Format follows as closely as possible that of EMBL’s
Curated protein sequence database
Three differences:
- Strives to provide a high level of annotations
- Minimal level of redundancy
- High level of integration with other databases
Behind a paywall..
TREMBL
Translated EMBL sequences not (yet) in Swissprot. Updated faster than SWISS-PROT.
TREMBL - two parts
1. SP-TREMBL
Will eventually be incorporated into Swissprot
Divided into FUN, HUM, INV, MAM, MHC, ORG, PHG, PLN, PRO,ROD, UNC, VRL and VRT.
- REM-TREMBL (remaining)
Will NOT be incorporated into Swissprot
Divided into:Immunoglobins and T-cell receptors,Synthetic sequences,Patent application sequences,Small fragments,CDS not coding for real proteins
Protein searching
3 levels
1.Swissprot - Little noise, annotated entries
2.Swissprot + TREMBL - More noise, all probable entries
3.Translated EMBL - blast or tfasta - Most noisy, all possible entries
PDB
3D structure of proteins. AI is able to read the information from AA to predict the datamodel.
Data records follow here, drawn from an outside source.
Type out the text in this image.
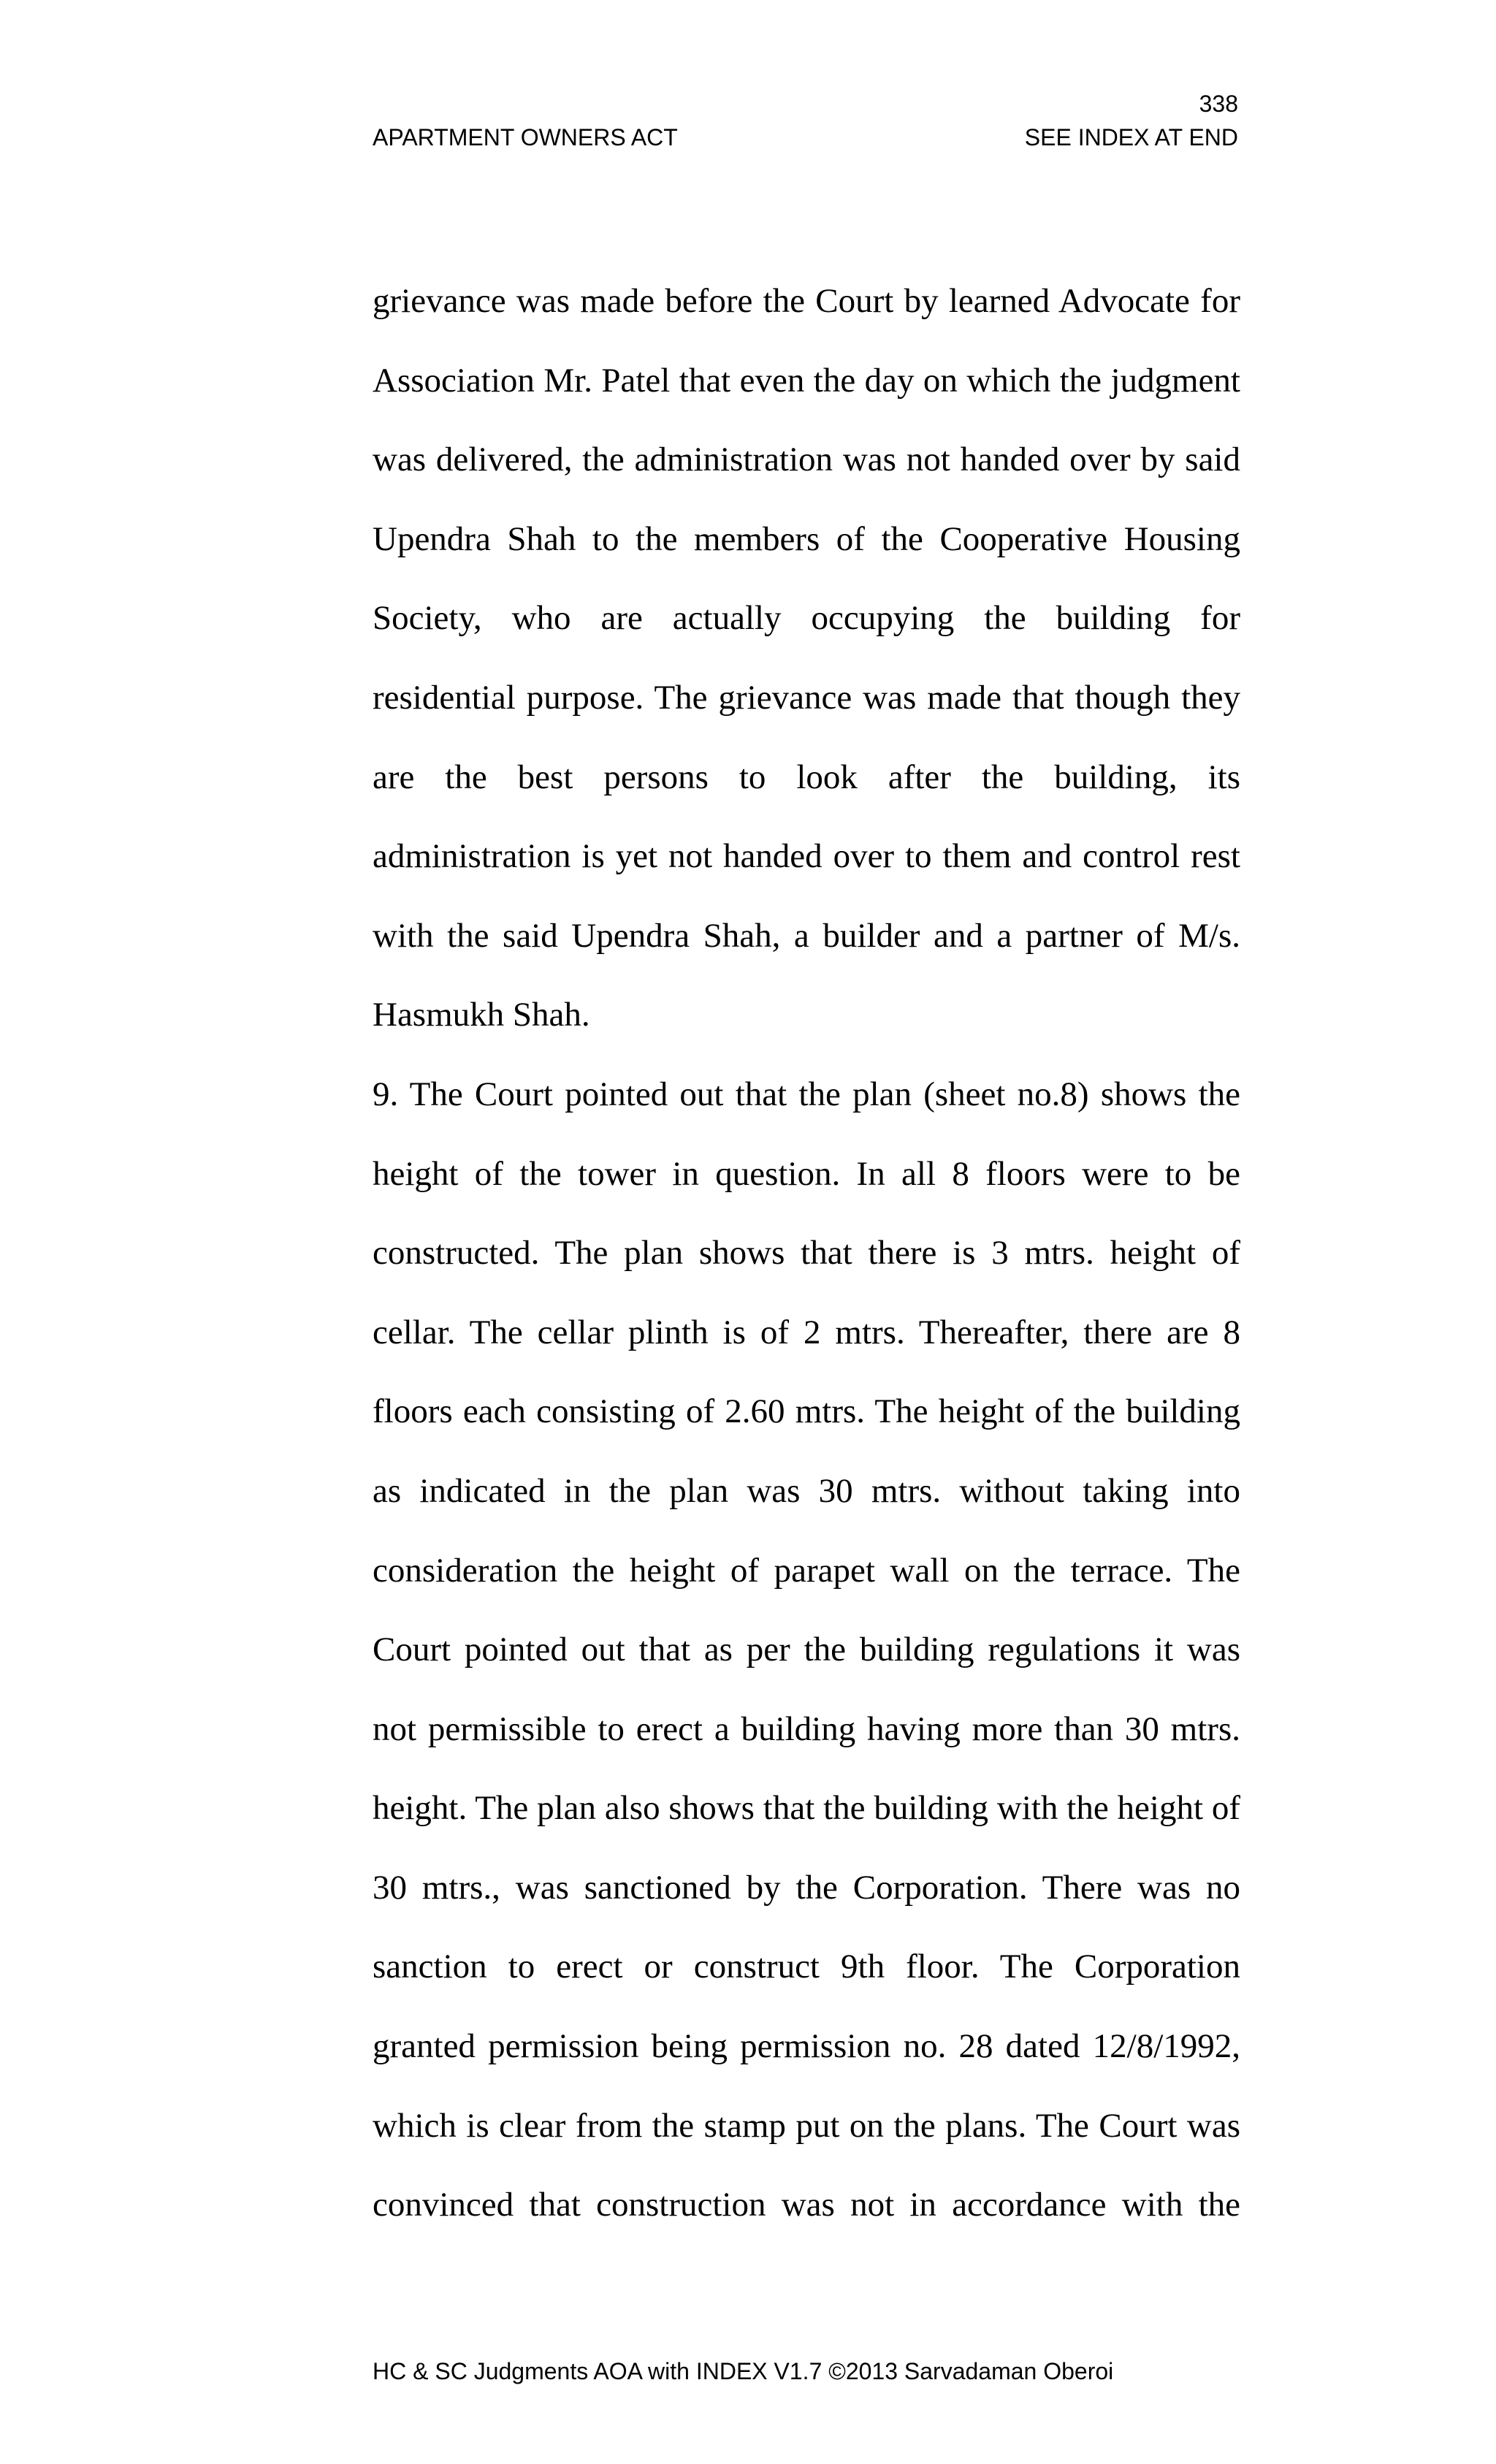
338
APARTMENT OWNERS ACT	SEE INDEX AT END

grievance was made before the Court by learned Advocate for Association Mr. Patel that even the day on which the judgment was delivered, the administration was not handed over by said Upendra Shah to the members of the Cooperative Housing Society, who are actually occupying the building for residential purpose. The grievance was made that though they are the best persons to look after the building, its administration is yet not handed over to them and control rest with the said Upendra Shah, a builder and a partner of M/s. Hasmukh Shah.

9. The Court pointed out that the plan (sheet no.8) shows the height of the tower in question. In all 8 floors were to be constructed. The plan shows that there is 3 mtrs. height of cellar. The cellar plinth is of 2 mtrs. Thereafter, there are 8 floors each consisting of 2.60 mtrs. The height of the building as indicated in the plan was 30 mtrs. without taking into consideration the height of parapet wall on the terrace. The Court pointed out that as per the building regulations it was not permissible to erect a building having more than 30 mtrs. height. The plan also shows that the building with the height of 30 mtrs., was sanctioned by the Corporation. There was no sanction to erect or construct 9th floor. The Corporation granted permission being permission no. 28 dated 12/8/1992, which is clear from the stamp put on the plans. The Court was convinced that construction was not in accordance with the

HC & SC Judgments AOA with INDEX V1.7 ©2013 Sarvadaman Oberoi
>10 000 structures of proteins
Also contains structures of DNA, carbohydrates and protein-DNA complexes
Structures determined principally by X-ray crystallography but other methods are electron microscopy and NMR.
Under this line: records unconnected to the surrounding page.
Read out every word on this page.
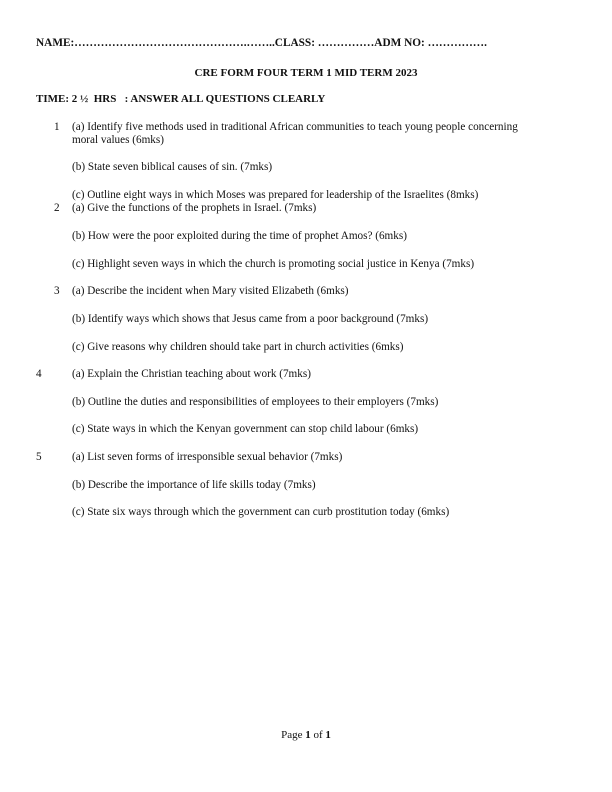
NAME:……………………………………….……..CLASS: ……………ADM NO: …………….
CRE FORM FOUR TERM 1 MID TERM 2023
TIME: 2 ½  HRS   : ANSWER ALL QUESTIONS CLEARLY
1 (a) Identify five methods used in traditional African communities to teach young people concerning
moral values (6mks)
(b) State seven biblical causes of sin. (7mks)
(c) Outline eight ways in which Moses was prepared for leadership of the Israelites (8mks)
2 (a) Give the functions of the prophets in Israel. (7mks)
(b) How were the poor exploited during the time of prophet Amos? (6mks)
(c) Highlight seven ways in which the church is promoting social justice in Kenya (7mks)
3 (a) Describe the incident when Mary visited Elizabeth (6mks)
(b) Identify ways which shows that Jesus came from a poor background (7mks)
(c) Give reasons why children should take part in church activities (6mks)
4	(a) Explain the Christian teaching about work (7mks)
(b) Outline the duties and responsibilities of employees to their employers (7mks)
(c) State ways in which the Kenyan government can stop child labour (6mks)
5	(a) List seven forms of irresponsible sexual behavior (7mks)
(b) Describe the importance of life skills today (7mks)
(c) State six ways through which the government can curb prostitution today (6mks)
Page 1 of 1
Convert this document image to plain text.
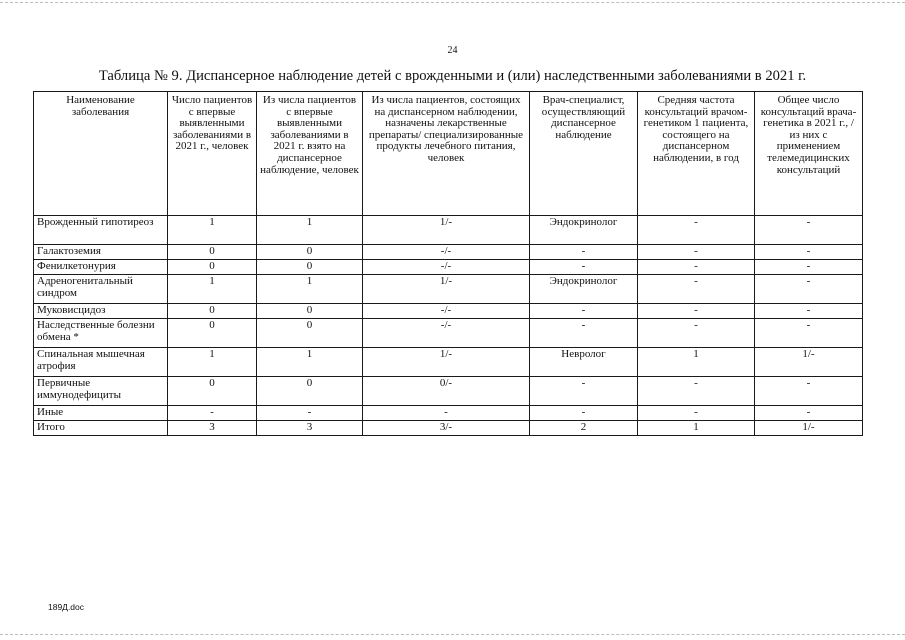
24
Таблица № 9. Диспансерное наблюдение детей с врожденными и (или) наследственными заболеваниями в 2021 г.
Наименование заболевания	Число пациентов с впервые выявленными заболеваниями в 2021 г., человек	Из числа пациентов с впервые выявленными заболеваниями в 2021 г. взято на диспансерное наблюдение, человек	Из числа пациентов, состоящих на диспансерном наблюдении, назначены лекарственные препараты/ специализированные продукты лечебного питания, человек	Врач-специалист, осуществляющий диспансерное наблюдение	Средняя частота консультаций врачом-генетиком 1 пациента, состоящего на диспансерном наблюдении, в год	Общее число консультаций врача-генетика в 2021 г., / из них с применением телемедицинских консультаций
Врожденный гипотиреоз	1	1	1/-	Эндокринолог	-	-
Галактоземия	0	0	-/-	-	-	-
Фенилкетонурия	0	0	-/-	-	-	-
Адреногенитальный синдром	1	1	1/-	Эндокринолог	-	-
Муковисцидоз	0	0	-/-	-	-	-
Наследственные болезни обмена *	0	0	-/-	-	-	-
Спинальная мышечная атрофия	1	1	1/-	Невролог	1	1/-
Первичные иммунодефициты	0	0	0/-	-	-	-
Иные	-	-	-	-	-	-
Итого	3	3	3/-	2	1	1/-
189Д.doc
Each entry identified by unique 4-letter code
4 most used databanks in bioinformatics
gene ontology - defines the terms
pfam - protein families, identifies functional parts in proteins
smart - visual presentation of protein families
kegg - pathway database, which enzymes work together in biosynthesis pathway
Problem with flat files:
Wasted storage space
Wasted processing time
Data control problems
Problems caused by changes to data structures
Access to data difficult
Data out of date
Constraints are system based
Limited querying eg. all single exon GPCRs (<1000 bp)
Relational databases
A set of tables and links. A language to query the database. A program to manage the data.
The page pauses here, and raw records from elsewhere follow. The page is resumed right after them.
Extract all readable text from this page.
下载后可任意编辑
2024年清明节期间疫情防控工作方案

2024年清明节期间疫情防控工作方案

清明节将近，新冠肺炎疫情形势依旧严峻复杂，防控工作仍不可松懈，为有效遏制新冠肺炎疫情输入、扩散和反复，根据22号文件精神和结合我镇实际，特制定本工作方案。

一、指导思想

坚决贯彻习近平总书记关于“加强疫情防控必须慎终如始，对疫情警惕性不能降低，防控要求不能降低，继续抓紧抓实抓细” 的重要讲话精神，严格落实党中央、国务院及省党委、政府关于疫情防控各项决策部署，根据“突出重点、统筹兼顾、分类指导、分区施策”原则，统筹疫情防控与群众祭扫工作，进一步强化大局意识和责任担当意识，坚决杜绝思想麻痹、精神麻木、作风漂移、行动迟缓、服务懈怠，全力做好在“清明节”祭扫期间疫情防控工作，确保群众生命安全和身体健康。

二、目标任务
Has existed for 50 years. Main stream in bioinformatics.
Very well known and proven underlying mathematical theory, a simple one that makes possible. Relational model is very mature and has strong knowledge on how to make a relational back-end fast and reliable and how to exploit different technologies.
Pros with databases
+Redundancy can be reduced
+Inconsistency can be avoided
+Conflicting requirements can be balanced
+Standards can be enforced
+Data can be shared
+Data independence
+Integrity can be maintained
+Security restrictions can be applied
Cons with databases
-Size
-Complexity
-Cost
-Additional hardware costs
-Higher impact of failure
-Recovery more difficult
Identity
Extent to which two (nucleotide or amino acid) sequences are invariant
Homology
Similarity attributed to descent from common ancestor
Orthologous
Homologous sequences in different species that arose from a common ancestral gene during speciation; may or may not be responsible for a similar function
Paralogous
Homologous sequences within a single species that arouse by gene duplication.
Empirical finding
If two biological sequences are sufficiently similar, almost invariably they have similar biological functions and will be descended from a common ancestor.